The New New Typography
Jan Tschichold was a man who wasn’t afraid to change his mind—twice. An influential figure in the history of graphic design, Tschichold is best known for his 1928 book Die neue Typographie, which called for a revolution in the way words and images are set on a page, and emphasized bold and modern design choices, like asymmetrical layouts and sans serif fonts.
What’s less well known, says Richard Doubleday, an assistant professor in the College of Fine Arts, is the way in which Tschichold later reined in these modernist impulses, in another design manual called Typographische Gestaltung, published in 1935. Having been commissioned to write entries on two early works by Tschichold for an anthology on graphic design (forthcoming from Phaidon), Doubleday found himself moved to write a third essay, on Typographische Gestaltung, to be published in Baseline International TypoGraphics magazine.

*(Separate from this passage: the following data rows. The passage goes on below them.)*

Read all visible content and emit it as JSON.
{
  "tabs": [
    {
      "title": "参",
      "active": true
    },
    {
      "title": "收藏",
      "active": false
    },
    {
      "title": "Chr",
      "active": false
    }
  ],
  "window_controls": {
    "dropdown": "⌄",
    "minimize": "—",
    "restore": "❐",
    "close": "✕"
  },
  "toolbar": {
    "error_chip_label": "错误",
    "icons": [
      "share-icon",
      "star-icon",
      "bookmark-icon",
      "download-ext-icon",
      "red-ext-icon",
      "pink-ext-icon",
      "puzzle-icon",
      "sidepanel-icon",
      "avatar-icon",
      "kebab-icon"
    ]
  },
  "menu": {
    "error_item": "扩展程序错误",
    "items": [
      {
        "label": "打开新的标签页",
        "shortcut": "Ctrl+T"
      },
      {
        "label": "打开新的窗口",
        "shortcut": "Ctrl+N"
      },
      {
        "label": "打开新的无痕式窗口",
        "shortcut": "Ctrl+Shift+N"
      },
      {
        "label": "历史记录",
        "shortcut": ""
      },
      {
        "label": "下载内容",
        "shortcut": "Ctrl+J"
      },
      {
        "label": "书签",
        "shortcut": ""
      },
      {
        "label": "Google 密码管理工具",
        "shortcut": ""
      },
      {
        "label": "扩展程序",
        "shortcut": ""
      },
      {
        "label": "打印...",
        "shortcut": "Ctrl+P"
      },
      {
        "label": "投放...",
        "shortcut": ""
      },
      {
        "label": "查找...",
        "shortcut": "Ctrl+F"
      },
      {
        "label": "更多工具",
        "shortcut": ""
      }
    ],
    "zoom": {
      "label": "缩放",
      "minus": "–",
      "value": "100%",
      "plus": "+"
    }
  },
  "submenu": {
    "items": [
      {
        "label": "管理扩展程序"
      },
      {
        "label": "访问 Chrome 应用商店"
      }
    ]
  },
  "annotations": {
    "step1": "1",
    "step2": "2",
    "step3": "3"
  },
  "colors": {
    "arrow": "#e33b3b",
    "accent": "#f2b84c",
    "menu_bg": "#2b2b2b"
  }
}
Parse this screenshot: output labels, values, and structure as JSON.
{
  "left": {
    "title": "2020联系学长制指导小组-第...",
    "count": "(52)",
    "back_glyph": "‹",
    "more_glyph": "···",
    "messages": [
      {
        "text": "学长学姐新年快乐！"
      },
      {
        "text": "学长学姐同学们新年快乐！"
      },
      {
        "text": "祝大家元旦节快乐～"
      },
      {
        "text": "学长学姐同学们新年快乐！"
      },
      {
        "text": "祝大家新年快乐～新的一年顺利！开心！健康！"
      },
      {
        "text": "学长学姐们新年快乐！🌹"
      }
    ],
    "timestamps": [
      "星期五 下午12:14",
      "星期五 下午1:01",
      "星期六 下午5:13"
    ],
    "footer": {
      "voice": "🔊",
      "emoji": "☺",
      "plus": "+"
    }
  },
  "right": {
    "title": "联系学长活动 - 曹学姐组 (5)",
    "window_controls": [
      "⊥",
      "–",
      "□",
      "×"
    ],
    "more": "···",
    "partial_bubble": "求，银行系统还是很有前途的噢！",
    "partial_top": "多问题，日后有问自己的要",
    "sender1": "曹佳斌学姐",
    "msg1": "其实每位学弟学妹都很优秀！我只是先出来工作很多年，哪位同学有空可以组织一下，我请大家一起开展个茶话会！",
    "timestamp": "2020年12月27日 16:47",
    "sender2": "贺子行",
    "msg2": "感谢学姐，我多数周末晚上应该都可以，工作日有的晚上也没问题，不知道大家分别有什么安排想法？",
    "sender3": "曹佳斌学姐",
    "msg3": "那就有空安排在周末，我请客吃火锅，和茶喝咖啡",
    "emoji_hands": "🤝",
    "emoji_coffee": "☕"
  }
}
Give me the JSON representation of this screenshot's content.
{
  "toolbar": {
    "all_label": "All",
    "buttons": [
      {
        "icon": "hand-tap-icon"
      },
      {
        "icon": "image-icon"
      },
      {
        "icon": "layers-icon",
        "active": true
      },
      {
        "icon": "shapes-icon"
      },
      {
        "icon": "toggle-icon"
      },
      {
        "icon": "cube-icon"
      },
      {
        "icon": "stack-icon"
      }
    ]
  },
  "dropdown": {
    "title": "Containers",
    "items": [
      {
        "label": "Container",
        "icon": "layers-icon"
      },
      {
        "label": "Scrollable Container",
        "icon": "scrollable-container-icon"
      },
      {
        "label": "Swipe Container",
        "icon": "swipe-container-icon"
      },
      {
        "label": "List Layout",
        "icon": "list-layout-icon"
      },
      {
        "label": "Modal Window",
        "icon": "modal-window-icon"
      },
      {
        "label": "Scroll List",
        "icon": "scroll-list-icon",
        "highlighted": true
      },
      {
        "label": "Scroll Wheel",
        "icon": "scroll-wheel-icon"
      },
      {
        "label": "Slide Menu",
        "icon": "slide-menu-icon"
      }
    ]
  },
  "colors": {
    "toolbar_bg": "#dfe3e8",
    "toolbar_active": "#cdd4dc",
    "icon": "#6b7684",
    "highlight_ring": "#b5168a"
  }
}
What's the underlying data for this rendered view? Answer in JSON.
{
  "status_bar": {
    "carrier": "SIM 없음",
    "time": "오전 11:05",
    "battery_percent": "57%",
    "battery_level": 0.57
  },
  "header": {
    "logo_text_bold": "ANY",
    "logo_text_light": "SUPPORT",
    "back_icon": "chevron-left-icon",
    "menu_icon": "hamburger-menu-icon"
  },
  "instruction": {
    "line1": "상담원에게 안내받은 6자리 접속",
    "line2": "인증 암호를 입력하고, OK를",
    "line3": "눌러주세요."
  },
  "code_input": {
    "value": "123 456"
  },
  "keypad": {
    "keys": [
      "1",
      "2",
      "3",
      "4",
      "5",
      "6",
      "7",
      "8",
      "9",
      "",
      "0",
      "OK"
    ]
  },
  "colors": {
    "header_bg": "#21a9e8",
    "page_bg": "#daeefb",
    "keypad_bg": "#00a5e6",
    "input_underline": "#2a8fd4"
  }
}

“I felt that this book in particular needed some light,” says Doubleday. “Graphic design is not unlike any other field, where in order to do contemporary, groundbreaking, pioneering work, one needs to have a solid understanding of the history of the discipline. In order to go forward, one needs a good, firm understanding of the past.”
The son of a sign painter, Tschichold took an interest in design at a young age. As a teenager in Leipzig, Germany, during World War I, Tschichold frequented the city’s library, immersing himself in Renaissance typography and classical design.
“Graphic design is not unlike any other field, where in order to do contemporary, groundbreaking, pioneering work, one needs to have a solid understanding of the history of the discipline. In order to go forward, one needs a good, firm understanding of the past.” Richard Doubleday
And then, in 1923, everything changed. “Tschichold went to the Bauhaus exhibition,” says Doubleday, “and he was like, ‘Whoa! What’s going on here?’ It completely altered his view on design.” Inspired by the work of constructivist painters and other avant-garde artists, Tschichold became a leading—and extremely zealous—advocate of modernist design.
When the Third Reich came to power, Tschichold sought protection and patronage in Switzerland. His new bosses were conservative Swiss publishers, his new projects were mostly books. The asymmetry and bold design principles of the New Typography—which work terrifically well on a poster, but would be exhausting in a 500-page novel—had to be adjusted. In Typographische Gestaltung, Tschichold laid out his revised design principles.
“Maybe he felt that the pendulum had swung as far in the direction of New Typography as it was going to swing,” says Doubleday. “And maybe he began to realize that the classic approach was perhaps best for works of literature.” Tschichold was heavily criticized for changing his views, particularly because he had been such a vocal proponent of New Typography before.
“But we have the right to change,” says Doubleday, who has also written about Tschichold’s time at Penguin Books, where the designer set new standards for book production in England. “He changed to appropriate the design for the content. And often designers with 30- or 40-year careers kind of go full circle. Tschichold was coming home in a way, I think, to his design home.”
Even so, he had clearly tapped into something with his Die neue Typographie, a work that young designers still respond to with great enthusiasm today. “A lot of my graduate students love the New Typography,” says Doubleday. “I know I did when I was first a student of design. They’re simple, they’re beautiful. And working in a simple direct way like that, it’s not as easy as it looks.”